Pense duas vezes antes de virar cientista

Ser cientista é o sonho de muitas crianças curiosas. Contudo, depois que elas crescem e ingressam na Jornada do Cientista, se deparam com uma realidade bem mais dura do que imaginavam. Vamos refletir sobre essa diferença entre expectativa e realidade.

Bom, a ciência é um divertido quebra-cabeças cooperativo jogado por pessoas de vários países. Contudo, o dia a dia nessa carreira é muito duro, o ambiente de trabalho em geral é tóxico, a competição por verbas e empregos é brutal e os salários são piores do que em outras carreiras de alta performance (apesar de serem ótimos no contexto geral brasileiro). Assim, considere os seguintes pontos antes de ingressar na jornada.

O melhor motivo para querer se tornar cientista é ter uma curiosidade infinita

Não fazemos ciência para salvarmos o mundo, enriquecermos ou ficarmos famosos (apesar de essas coisas poderem acontecer). O dia a dia do cientista é muito trabalhoso e as recompensas são muito mais intelectuais do que materiais. Lidamos com frustração o tempo todo, na forma de experimentos que dão errado ou burocracias paralisantes, entre outras mazelas.
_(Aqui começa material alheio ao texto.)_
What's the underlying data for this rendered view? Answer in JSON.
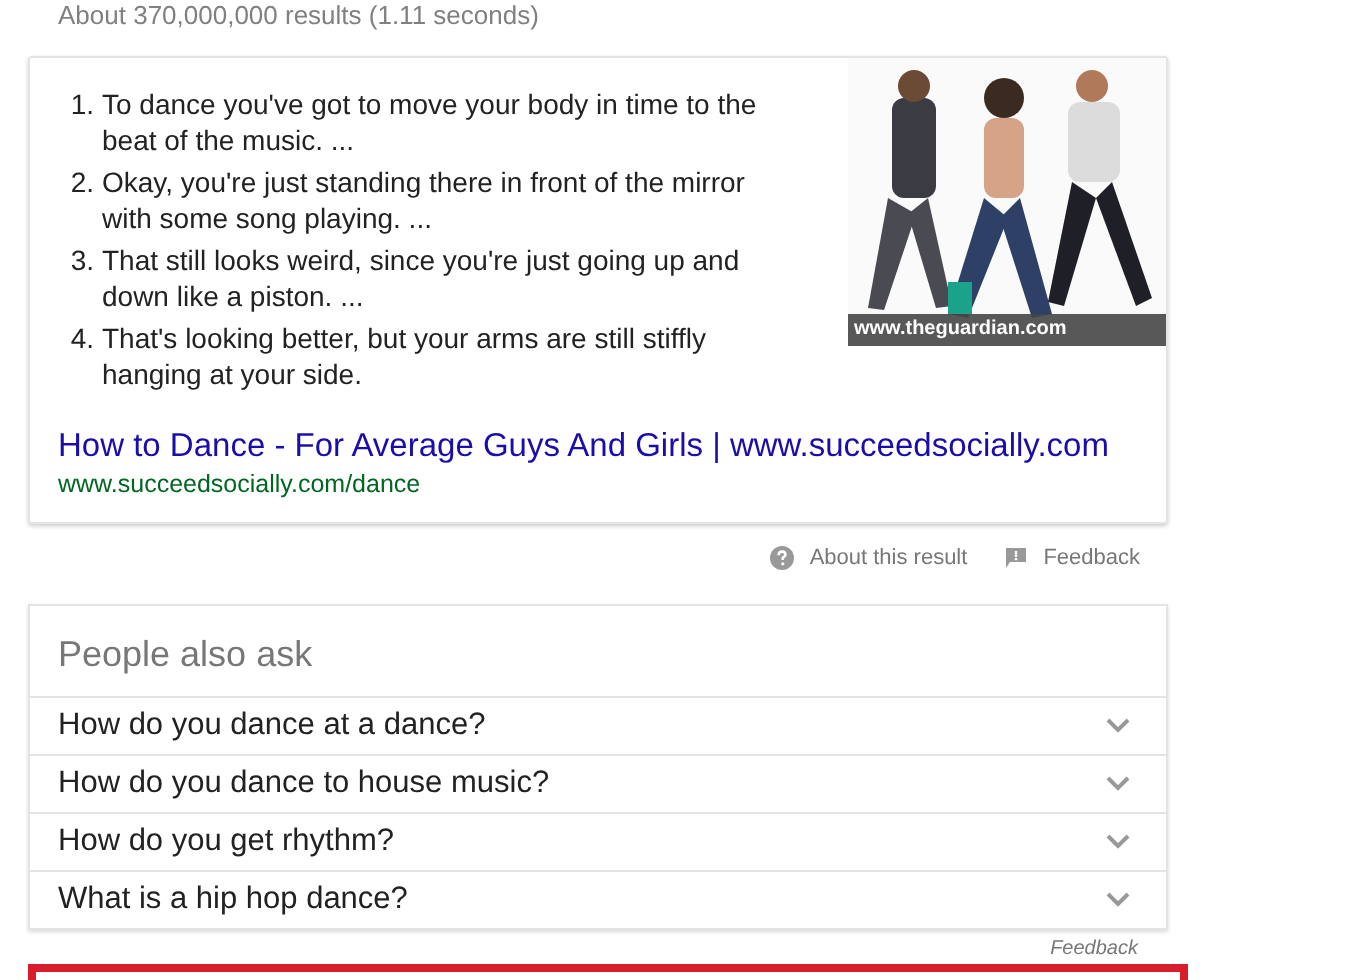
{
  "result_stats": "About 370,000,000 results (1.11 seconds)",
  "snippet": {
    "steps": [
      {
        "number": "1.",
        "text": "To dance you've got to move your body in time to the beat of the music. ..."
      },
      {
        "number": "2.",
        "text": "Okay, you're just standing there in front of the mirror with some song playing. ..."
      },
      {
        "number": "3.",
        "text": "That still looks weird, since you're just going up and down like a piston. ..."
      },
      {
        "number": "4.",
        "text": "That's looking better, but your arms are still stiffly hanging at your side."
      }
    ],
    "image": {
      "kind": "picture",
      "caption": "www.theguardian.com"
    },
    "link_title": "How to Dance - For Average Guys And Girls | www.succeedsocially.com",
    "url": "www.succeedsocially.com/dance"
  },
  "snippet_footer": {
    "about": "About this result",
    "feedback": "Feedback"
  },
  "people_also_ask": {
    "title": "People also ask",
    "questions": [
      {
        "text": "How do you dance at a dance?",
        "expanded": false
      },
      {
        "text": "How do you dance to house music?",
        "expanded": false
      },
      {
        "text": "How do you get rhythm?",
        "expanded": false
      },
      {
        "text": "What is a hip hop dance?",
        "expanded": false
      }
    ],
    "feedback": "Feedback"
  }
}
Portanto, só deve querer virar um cientista profissional a pessoa que tem um desejo quase obsessivo de fazer e responder perguntas. A melhor motivação para desenvolver um projeto é o projeto em si. Um cientista também passa a vida toda estudando, seja em cursos ou por conta própria, então o gosto pela leitura é um requisito essencial na carreira.

A jornada do cientista é dura e não dá garantias

Fora os 15 anos nos ensinos infantil, fundamental e médio, é preciso investir no mínimo mais 10 anos da sua vida adulta no ensino superior (graduação + mestrado + doutorado) para se tornar um cientista e começar de fato sua carreira independente, fora das asas de um orientador, sendo capaz de ter o seu próprio grupo de pesquisa, conseguir verbas, orientar alunos etc.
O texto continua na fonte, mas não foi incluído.